#19 in a series of background briefs


“Before” vs. “After”

On the dividing line created when light hits the recording surface

  • 1. With non-TTG photos, when the light hits the recording surface, the process of shaping what the photo will look like is often only beginning

    Non-TTG photos are completely “malleable” after the light hits the recording surface. They can be made to look like anything (more so than ever now with AI-fabricated imaging).

    Everything in the photo can be changed, moved, enhanced, erased, resized, replaced, reshaped, recolored, or blurred.

    As the public is quickly learning even from smartphones, there are no limits to what can be done to a non-TTG photo.


  • 2. But with TTG photos, when the light hits the recording surface, the process of shaping what the photo will look like is largely finished

    TTG photos are quite “set” after the light hits the recording surface.

    Very little can be done to a photo after that point if it is to qualify for the TTG label (as it says elsewhere on this site, “The simplest way to make a TTG photo is to take a normal picture and then leave it exactly as is”).

    The phrase “I'll fix it in post” is largely irrelevant to TTG photographers except for light-related corrections (“tones and colors”) and TTG's few allowed changes.


  • 3. The line itself between “before” and “after” is as clear as ever

    Every depiction in the image either was present in the light before it hit the recording surface or it was added to the image after the light was recorded.

    Nothing is “on the fence” between the two.

    That matters because viewers are much more suspicious of visual effects resulting from changes made to a photograph after the light hits the recording surface—

    — than those same viewers are of visual effects that were present in the light before it hit the recording surface.

  • 4. But in recent years digital cameras have blurred our awareness of the line

    Over the first two decades of the digital era, the line between “before the picture was recorded” and “after the picture was recorded” became steadily more blurred because of one development:

    Image processing that in the film era had almost always been done after the photo was removed from the camera could now be quickly performed inside the camera.

    In fact, it is easier than ever to program devices and cameras before the shutter is clicked so that they will doctor photographs instantly after the light hits the recording surface, before the photo even appears on the device’s screen.

    (In P2 of the Trust Test, “A” lists three of the TTG-disqualifying manipulations that are most easily programmed into devices before the photograph is taken.)

  • 5. All of those in-camera manipulations have changed the mindset of the photographer

    The more automatic an action becomes, the less likely the photographer is to manually undo it.

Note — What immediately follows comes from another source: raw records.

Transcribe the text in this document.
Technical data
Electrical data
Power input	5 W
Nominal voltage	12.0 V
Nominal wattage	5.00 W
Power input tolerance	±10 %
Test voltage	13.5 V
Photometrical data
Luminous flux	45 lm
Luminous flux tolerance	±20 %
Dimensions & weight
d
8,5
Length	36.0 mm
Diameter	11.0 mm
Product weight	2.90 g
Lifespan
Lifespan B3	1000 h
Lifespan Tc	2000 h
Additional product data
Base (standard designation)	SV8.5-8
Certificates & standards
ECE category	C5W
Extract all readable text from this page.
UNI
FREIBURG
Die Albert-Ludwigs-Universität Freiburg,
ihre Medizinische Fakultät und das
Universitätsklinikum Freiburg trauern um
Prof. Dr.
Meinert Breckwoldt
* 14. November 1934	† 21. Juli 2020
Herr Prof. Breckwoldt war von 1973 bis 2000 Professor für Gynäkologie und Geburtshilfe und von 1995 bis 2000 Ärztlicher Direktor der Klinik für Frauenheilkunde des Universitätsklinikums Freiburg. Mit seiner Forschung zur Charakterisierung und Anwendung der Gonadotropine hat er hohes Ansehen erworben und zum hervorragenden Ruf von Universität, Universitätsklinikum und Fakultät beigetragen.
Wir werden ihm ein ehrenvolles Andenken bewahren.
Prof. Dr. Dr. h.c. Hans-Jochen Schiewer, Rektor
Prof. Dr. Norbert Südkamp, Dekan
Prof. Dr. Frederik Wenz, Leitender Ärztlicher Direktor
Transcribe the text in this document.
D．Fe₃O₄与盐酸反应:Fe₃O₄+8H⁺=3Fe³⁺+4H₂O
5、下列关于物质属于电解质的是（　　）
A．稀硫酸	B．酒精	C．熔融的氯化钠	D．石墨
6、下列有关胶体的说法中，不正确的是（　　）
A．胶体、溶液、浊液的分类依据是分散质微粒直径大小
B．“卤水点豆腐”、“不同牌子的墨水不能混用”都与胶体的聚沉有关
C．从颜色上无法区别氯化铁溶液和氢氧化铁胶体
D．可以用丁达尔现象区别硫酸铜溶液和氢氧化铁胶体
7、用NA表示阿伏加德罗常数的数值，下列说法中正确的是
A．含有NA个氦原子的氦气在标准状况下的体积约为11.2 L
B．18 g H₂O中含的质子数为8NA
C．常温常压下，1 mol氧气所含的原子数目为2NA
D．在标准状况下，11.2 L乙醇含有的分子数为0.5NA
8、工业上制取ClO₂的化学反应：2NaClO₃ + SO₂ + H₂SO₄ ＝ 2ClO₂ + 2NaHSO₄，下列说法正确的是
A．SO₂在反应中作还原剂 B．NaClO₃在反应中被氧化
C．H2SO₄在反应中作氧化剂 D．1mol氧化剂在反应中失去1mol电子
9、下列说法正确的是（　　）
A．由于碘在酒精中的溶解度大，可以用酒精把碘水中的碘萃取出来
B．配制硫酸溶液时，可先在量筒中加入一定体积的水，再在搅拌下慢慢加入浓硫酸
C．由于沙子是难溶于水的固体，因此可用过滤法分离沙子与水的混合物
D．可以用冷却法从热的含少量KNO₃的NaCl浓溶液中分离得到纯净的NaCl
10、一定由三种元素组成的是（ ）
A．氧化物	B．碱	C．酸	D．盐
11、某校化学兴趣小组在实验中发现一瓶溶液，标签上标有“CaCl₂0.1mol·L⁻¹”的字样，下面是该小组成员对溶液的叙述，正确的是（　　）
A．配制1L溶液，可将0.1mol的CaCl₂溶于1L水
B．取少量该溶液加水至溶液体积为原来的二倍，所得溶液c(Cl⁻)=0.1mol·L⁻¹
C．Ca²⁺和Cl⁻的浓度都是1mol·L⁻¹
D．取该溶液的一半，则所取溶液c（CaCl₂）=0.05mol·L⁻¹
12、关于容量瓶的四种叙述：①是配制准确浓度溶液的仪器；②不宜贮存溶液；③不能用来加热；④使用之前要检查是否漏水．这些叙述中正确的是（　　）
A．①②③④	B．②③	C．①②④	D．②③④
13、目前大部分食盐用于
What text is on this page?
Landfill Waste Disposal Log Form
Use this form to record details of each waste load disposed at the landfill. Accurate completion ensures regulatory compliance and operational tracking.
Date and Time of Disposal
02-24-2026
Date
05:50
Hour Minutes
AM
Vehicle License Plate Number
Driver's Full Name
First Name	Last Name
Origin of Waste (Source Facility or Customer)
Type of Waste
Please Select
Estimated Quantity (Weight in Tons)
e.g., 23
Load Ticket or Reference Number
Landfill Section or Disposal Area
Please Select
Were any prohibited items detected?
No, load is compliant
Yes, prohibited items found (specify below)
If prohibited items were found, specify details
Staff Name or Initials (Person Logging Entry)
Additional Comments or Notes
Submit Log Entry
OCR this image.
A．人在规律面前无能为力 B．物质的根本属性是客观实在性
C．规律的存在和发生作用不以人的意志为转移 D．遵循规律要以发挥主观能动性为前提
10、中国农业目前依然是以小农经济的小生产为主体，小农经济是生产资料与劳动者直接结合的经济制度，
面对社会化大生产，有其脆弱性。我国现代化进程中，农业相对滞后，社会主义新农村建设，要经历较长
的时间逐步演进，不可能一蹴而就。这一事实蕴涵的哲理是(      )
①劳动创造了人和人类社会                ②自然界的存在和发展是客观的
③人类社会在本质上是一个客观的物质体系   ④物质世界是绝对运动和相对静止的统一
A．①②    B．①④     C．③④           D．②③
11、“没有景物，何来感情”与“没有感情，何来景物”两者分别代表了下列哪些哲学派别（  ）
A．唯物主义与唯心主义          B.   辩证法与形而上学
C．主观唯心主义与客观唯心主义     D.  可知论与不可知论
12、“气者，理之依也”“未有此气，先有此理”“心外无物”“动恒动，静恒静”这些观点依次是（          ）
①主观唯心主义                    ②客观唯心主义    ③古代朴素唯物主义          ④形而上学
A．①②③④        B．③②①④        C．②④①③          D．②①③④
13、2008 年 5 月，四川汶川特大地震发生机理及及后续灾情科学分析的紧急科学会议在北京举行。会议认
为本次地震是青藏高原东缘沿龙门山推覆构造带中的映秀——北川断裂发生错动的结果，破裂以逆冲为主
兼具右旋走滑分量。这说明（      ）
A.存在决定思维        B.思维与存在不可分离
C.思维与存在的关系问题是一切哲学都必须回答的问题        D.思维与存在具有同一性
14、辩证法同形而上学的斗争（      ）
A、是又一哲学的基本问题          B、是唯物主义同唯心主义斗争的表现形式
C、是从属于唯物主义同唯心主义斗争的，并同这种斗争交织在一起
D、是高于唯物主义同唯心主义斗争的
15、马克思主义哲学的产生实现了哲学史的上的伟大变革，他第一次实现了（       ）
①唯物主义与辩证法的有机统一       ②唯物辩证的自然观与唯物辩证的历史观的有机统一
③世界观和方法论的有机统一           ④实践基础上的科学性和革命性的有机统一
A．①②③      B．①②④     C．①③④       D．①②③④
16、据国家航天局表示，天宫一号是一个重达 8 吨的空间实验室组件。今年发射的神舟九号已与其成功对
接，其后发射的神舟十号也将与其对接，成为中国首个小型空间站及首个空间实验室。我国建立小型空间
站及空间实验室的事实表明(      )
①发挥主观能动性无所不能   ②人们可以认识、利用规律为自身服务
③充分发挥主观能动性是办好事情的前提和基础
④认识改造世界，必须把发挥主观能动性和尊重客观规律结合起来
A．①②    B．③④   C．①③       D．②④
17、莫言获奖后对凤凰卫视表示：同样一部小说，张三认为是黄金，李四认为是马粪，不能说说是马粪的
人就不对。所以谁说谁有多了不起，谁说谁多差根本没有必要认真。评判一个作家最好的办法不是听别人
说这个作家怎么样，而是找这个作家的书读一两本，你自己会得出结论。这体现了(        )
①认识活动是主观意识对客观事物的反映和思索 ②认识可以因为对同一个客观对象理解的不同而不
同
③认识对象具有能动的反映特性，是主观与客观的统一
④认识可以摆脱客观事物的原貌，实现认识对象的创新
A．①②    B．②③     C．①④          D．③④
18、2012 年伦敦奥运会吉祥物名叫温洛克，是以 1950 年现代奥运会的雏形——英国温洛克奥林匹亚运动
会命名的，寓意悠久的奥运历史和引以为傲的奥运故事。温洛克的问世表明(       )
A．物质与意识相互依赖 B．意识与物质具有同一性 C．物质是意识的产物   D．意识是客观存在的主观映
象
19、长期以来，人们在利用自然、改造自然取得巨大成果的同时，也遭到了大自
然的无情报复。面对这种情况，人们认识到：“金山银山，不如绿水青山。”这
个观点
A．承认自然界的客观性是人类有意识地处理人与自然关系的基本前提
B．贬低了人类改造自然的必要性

    A. Photographers (particularly smartphone users) are increasingly led to believe that they are changing lenses’ optical settings when they make adjustments on their screen before taking the picture — i.e., that they are affecting the nature of the light before it hits the recording surface—

    — when in fact they are merely changing the software settings (so that the photo is instantly doctored or aigmented after the light hits the recording surface).

    B. When the pre-shutter “preview” picture on a device’s screen shows what the photo will look like after it is doctored or aigmented, the photographer is already getting comfortable with the “wished-for” image rather than what the camera lens actually sees.

    It is easy to imagine a device’s screen image feeling more “real” to the photographer than does the “real-world” scene in front of the camera.

    C. When after taking the picture the first thing the photographer sees on the device’s screen is an already-doctored or aigmented image (never seeing the undoctored version), the photographer is unlikely to dig up the image of the scene as the camera actually saw it.

    __________

    With sophisticated in-camera processing, it can be difficult for the photographer to distinguish between “what the camera lens saw” vs. how the image was instantly altered to depict “what the photographer wishes the camera had seen.”

  • 6. From the public’s perspective, “Before” vs. “After” will always matter

    That distinction is key to understanding which photographs people trust

    which is why TTG repeatedly reinforces the line between the two.